Odpowiedź:
Kwestia choroby jest zawsze trudnym tematem do pokonania. Kluczem jest to, aby pamiętać, że Boże drogi "są wyższe niż drogi wasze i myśli moje niż myśli wasze" (Ks. Izajasza 55.9). Gdy cierpimy z powodu choroby, trudno jest skupić się na tym, co dobrego może Bóg wynieść w jej efekcie. Rzymian 8.28 przypomina nam, że Bóg może wyprowadzić dobro z każdej sytuacji. Wielu ludzi cofając się do czasu choroby patrzy na ten okres jak na moment, w którym zbliżyli się do Boga, nauczyli się Jemu bardziej ufać i/ lub nauczyli się jak prawdziwie cenić życie. To jest perspektywa jaką ma Bóg, ponieważ On jest suwerenny i zna efekt końcowy.

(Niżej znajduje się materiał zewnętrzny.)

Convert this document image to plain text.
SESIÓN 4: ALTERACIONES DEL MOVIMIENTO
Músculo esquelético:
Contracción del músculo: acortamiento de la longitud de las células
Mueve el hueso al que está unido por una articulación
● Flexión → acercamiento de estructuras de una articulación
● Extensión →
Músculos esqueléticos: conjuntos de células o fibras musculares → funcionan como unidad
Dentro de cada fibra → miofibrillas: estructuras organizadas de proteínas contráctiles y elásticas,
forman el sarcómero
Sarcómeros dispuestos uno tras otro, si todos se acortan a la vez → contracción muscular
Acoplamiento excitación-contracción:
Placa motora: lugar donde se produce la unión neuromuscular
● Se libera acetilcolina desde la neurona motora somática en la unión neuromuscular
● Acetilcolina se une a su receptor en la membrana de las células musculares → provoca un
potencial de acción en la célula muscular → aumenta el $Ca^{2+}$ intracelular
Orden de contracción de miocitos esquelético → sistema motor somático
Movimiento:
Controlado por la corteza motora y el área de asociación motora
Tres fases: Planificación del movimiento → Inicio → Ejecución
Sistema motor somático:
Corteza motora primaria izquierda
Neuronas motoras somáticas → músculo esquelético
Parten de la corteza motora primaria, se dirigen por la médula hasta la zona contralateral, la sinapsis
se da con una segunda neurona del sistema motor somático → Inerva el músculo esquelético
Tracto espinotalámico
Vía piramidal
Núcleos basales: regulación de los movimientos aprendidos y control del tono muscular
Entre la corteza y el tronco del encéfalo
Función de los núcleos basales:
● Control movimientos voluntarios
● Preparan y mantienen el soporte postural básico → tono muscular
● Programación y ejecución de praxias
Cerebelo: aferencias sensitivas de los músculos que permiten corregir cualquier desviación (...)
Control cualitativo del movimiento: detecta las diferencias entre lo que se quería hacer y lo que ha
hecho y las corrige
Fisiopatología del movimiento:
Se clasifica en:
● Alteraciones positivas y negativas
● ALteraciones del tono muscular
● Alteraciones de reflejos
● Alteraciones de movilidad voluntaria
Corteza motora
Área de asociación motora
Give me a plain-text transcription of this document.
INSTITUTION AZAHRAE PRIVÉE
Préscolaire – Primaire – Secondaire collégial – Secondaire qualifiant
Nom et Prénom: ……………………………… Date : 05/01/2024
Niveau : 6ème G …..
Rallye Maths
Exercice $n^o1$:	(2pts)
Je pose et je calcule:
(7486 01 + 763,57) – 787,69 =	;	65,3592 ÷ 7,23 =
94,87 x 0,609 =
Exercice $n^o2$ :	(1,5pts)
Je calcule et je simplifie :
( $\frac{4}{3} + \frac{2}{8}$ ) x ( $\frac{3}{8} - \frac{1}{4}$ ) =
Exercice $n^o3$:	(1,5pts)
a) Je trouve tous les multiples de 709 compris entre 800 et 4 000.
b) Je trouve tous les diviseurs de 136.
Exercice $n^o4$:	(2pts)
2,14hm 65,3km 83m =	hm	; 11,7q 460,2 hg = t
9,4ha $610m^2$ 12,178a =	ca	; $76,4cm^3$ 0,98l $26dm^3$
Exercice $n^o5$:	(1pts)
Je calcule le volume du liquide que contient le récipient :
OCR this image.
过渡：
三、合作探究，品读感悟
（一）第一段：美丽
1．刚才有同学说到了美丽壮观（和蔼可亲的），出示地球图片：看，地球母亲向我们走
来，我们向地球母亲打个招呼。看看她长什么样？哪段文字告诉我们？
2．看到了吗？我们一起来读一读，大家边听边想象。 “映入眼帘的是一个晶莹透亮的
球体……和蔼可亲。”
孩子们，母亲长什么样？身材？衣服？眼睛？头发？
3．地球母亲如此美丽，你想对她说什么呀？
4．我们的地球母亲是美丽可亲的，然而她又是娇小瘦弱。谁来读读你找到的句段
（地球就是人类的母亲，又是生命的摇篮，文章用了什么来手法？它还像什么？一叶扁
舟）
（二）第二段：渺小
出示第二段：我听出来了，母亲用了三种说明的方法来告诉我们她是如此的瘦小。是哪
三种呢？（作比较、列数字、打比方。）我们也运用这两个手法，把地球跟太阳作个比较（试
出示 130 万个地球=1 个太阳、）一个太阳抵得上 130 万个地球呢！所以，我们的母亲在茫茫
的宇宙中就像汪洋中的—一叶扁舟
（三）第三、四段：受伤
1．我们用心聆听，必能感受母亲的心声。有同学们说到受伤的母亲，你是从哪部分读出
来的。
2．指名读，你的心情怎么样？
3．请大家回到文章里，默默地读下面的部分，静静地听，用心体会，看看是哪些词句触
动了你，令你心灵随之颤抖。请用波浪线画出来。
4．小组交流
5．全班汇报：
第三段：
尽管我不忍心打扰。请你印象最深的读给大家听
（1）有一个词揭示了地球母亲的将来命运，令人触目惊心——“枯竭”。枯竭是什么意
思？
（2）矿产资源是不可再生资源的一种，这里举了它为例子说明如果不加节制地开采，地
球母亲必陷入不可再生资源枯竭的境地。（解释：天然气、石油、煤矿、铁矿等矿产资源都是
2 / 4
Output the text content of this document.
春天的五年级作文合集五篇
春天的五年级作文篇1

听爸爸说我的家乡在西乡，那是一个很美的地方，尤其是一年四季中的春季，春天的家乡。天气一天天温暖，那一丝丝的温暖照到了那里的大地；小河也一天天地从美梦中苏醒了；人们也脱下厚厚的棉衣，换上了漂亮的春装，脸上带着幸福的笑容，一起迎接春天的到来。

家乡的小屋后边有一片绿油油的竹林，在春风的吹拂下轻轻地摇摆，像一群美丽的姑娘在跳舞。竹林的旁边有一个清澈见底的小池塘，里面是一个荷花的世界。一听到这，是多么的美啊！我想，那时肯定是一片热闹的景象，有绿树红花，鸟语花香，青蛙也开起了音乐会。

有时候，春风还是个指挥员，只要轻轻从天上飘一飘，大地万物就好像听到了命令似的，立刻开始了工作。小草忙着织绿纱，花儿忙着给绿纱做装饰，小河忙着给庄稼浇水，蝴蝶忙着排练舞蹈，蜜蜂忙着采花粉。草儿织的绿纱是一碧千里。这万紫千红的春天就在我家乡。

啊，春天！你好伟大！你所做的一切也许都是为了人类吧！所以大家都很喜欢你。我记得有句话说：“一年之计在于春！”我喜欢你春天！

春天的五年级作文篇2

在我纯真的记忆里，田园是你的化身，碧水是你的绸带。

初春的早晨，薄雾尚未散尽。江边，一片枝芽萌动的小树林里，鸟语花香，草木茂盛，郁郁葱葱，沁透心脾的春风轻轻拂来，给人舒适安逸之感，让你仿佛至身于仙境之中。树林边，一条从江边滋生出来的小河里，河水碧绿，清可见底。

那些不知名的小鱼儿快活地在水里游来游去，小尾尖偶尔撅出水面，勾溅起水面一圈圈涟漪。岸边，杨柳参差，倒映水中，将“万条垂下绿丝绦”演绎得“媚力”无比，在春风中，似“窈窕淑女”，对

Nie oznacza to, że choroba zawsze pochodzi od Boga lub że Bóg zawsze zadaje nam chorobę, aby nauczyć nas duchowej lekcji. W świecie zniszczonym grzechem, choroby uleczalne i nieuleczalne czy śmierć, zawsze będą z nami. Jesteśmy upadłymi istotami, z fizycznymi ciałami podatnymi na choroby uleczalne i nieuleczalne. Niektóre choroby są po prostu efektem naturalnego biegu spraw w tym świecie. Choroba może też być efektem demonicznego ataku. Biblia opisuje kilka przypadków, gdzie cierpienie fizyczne zostało spowodowane przez szatana i jego demony (Ew. Mateusza 17.14-18; Ew. Łukasza 13.10-16). Zatem niektóre choroby nie są od Boga, ale od szatana. Nawet w tych przypadkach, Bóg sprawuje nad nimi kontrolę. Bóg czasem dopuszcza grzech i/lub szatana, aby sprawić cierpienie fizyczne. Nawet jeśli choroba nie jest bezpośrednio od Boga, On nadal wykorzysta tą sytuację zgodnie ze swoją doskonałą wolą.
Niezaprzeczalne jest jednak to, że Bóg czasem intencjonalnie przyzwala lub nawet sprawia chorobę, aby osiągnąć swoje suwerenne cele. I chociaż choroba nie jest bezpośrednio omówiona we fragmencie Hebrajczyków 12.5-11, to opisuje Boga dyscyplinującego nas, abyśmy "wydali błogi owoc sprawiedliwości" (werset 11). Choroba może być sposobem Bożej, kochającej dyscypliny. Trudno jest nam pojąć z jakiego powodu Bóg uczynił coś w taki czy inny sposób. Ale wierząc w suwerenność Boga, nie ma innej opcji aniżeli cierpienie będące czymś, na co Bóg pozwala i/lub powoduje.
Najwyraźniejszym przykładem tego w Piśmie Świętym jest Psalm 119. Zauważ postęp przez wersety 67, 71 oraz 75- "Zanim zostałem upokorzony, błądziłem, Ale teraz strzegę twego słowa [...] Dobrze mi, żem został upokorzony, Abym się nauczył ustaw twoich [...] Wiem, Panie, że sądy twoje są sprawiedliwe I żeś mię słusznie upokorzył." Autor Psalmu 119 patrzył na cierpienie z Bożej perspektywy. Ostatecznie, dobrem było dla niego to, że został upokorzony. Efektem upokorzenia było to, że mógł się nauczyć Bożych ustaw i tego jak być posłusznym Jego Słowu.
Ponownie, choroba i cierpienie nigdy nie są łatwe do pokonania. Jedna rzecz jest pewna, choroba nie powinna sprawić, że stracimy wiarę w Boga. Bóg jest dobry, nawet jeśli cierpimy. Nawet ostateczne cierpienie "śmierć" jest aktem Bożej dobroci. Trudno jest sobie wyobrazić osobę, która będąc w niebie w wyniku choroby czy z powodu cierpienia żałuje tego, przez co przeszła w tym świecie.
Ostatnia uwaga: gdy ludzie cierpią, naszą odpowiedzialnością jest usłużenie im, troska o nich, modlitwa za nich i pocieszenie ich. Gdy jakaś osoba cierpi, nie jest właściwe podkreślanie tego, że Bóg wyciągnie z tego cierpienia coś dobrego. Tak, jest to prawdą. Jednak w czasie doświadczania tego cierpienia, nie zawsze jest to najwłaściwszy moment, aby dzielić się tą prawdą. Cierpiący ludzie potrzebują naszej miłości i zaangażowania, a niekoniecznie przypomnienia prawd biblijnej teologii.